Weise gesprochen – und so wahr. Zumindest für die meisten Lebensabschnitte. Wenn man älter wird, findet man manchmal Zeit, den ein oder anderen losen Faden noch mal aufzuheben – diesmal mit der Perspektive, das Thema abschließen zu können, so lange man dazu noch in der Lage ist.

So ein Thema bei mir: Die Gedenktafeln von Sopron. Klingt komisch? Ist es auch irgendwie. Dahinter steckt eine vage Erinnerung. Ich weiß, dass ich als Kind – vielleicht mit 13 oder 14 Jahren (also vor gut 40 Jahren) – bei einer unserer Ungarn-Reisen, von dem Studienort meines Vaters in Westungarn sehr beeindruckt war. In meiner Erinnerung gingen wir durch die sozialistisch heruntergewirtschaftete Altstadt und mein Vater versuchte sich an Orte zu erinnern, die er zuletzt als Student besucht hatte.
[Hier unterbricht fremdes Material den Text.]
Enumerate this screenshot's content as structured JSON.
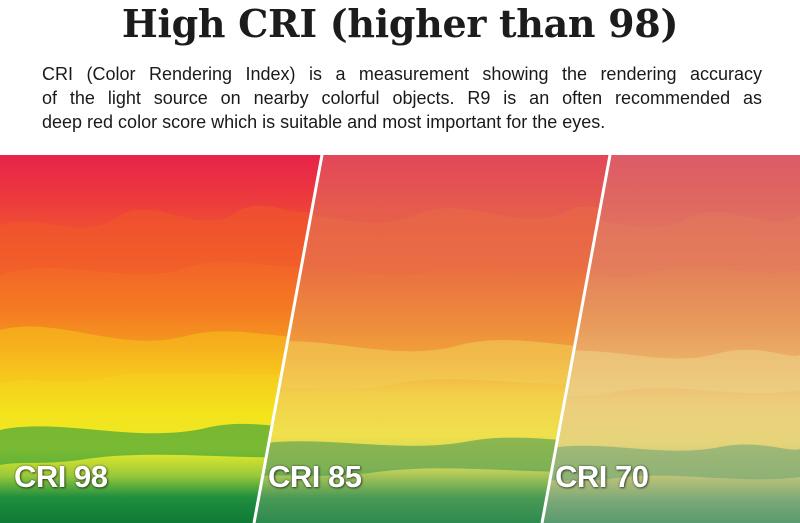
{
  "title": "High CRI (higher than 98)",
  "description": {
    "line1": "CRI (Color Rendering Index) is a measurement showing the rendering accuracy",
    "line2": "of the light source on nearby colorful objects. R9 is an often recommended as",
    "line3": "deep red color score which is suitable and most important for the eyes."
  },
  "panels": [
    {
      "label": "CRI 98"
    },
    {
      "label": "CRI 85"
    },
    {
      "label": "CRI 70"
    }
  ],
  "colors": {
    "title_text": "#1c1c1c",
    "label_text": "#ffffff",
    "divider": "#ffffff"
  }
}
Bei der Rückbesinnung sehe ich die Häuser übersäht mit Gedenktafeln und als ich meinen Vater fragte, wer denn all diese berühmten Menschen seien, die man hier ehre, sagte er mir, dass man davon niemanden kenne. Das fand ich noch beeindruckender, denn ich fand bereits die hohe Dichte dieser Tafeln beeindruckend, aber dass diese für Menschen waren, die nicht einmal berühmt waren, beeindruckte mich noch viel mehr.
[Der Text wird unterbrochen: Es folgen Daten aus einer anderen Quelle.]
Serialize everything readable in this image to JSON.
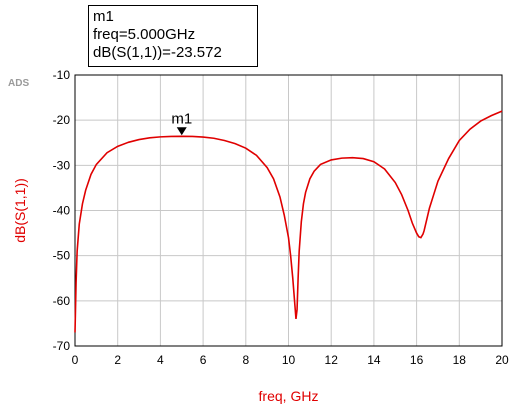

So weit meine Erinnerung. Die Frage nur: Erinnere ich mich korrekt? Ist ja kein Problem: Google weiß schließlich alles! Mit der Wortkombination „Sopron“ und „Gedenktafel“ sprudelten die Treffer nicht so üppig wie erwartet – eine handvoll Verweise und am Fuß der ersten Trefferseite bereits der Link zu der ⏩ Sopron-Gedenktafel am Bundestag in Berlin. Das Ergebnis hatte mir eindeutiger vorgestellt. Nächster Anlauf: Nun wollte ich mir mit Bildersuche möglichst viele Bilder der Altstadt anzeigen lassen – wenn es da so viele Gedenktafeln gebe, wie ich meinte mich zu erinnern, dann müssten diese doch auf den Bildern zu sehen sein …

Hm! Das war leider auch nicht so eindeutig, wie erhofft: Das hier auf diesem einen Bild, könnte eine Gedenktafel sein – wird leider nur unscharf, wenn man es vergrößert … Und hier auch … Aber das könnte auch ein Straßenschild sein oder auf eine Anwaltskanzlei oder Arztpraxis verweisen. So richtig befriedigend war diese Online-Recherche nicht.

Letztendlich half da nur eines: Hinfahren und nachgucken! Der Plan stand und ich war gespannt, was mich in Sopron erwarten würde. Gewisse Risiken gab es: In 40 Jahren könnten die Häuser alle renoviert wurden sein und die Tafeln der Unbekannten dabei entfernt wurden sein. Mit dem Ende des Sozialismus hätte auch eine „Bereinigung“ des öffentlichen Gedenkens erfolgen können, so wie man aller Orten im ehemaligen Ostblock Marx- und Lenin-Denkmäler „entsorgt“ hat. In Ungarn hat man diesen Denkmäler der Vergangenheit eine Art Altersruhesitz in einem extra dafür angelegten ⏩ Skulpturen-Park gegönnt. Oder ich hatte mich einfach nur falsch erinnert.

Anderseits waren die Risiken gering zu bewerten: Die Aussicht kurz nach der Lese den ⏩ Ponzichtern und ihren traditionellen Wein-Schenken einen Besuch abzustatten und bei schwacher Nationalwährung heftig und deftig pannonisch Schlemmen zu können, war nicht die Schlechteste. Gut 70 km südlich von Wien war auch in Ungarn mit guten Deutschkenntnissen zu rechnen. Vor allem, wenn man bedenkt, dass Sopron einst als Ödenburg die Hauptstand des Burgenlandes werden sollte. Die Recherche-Reise würde sich also so oder so lohnen und ich war gespannt.

Im Oktober 2021 sollte ich mehr wissen und schlauer sein.

Soviel sei als Spoiler hier schon mal verraten: Ja, es gab eine Menge Gedenktafeln in Sopron und es war deutlich anders, als ich es in Erinnerung hatte.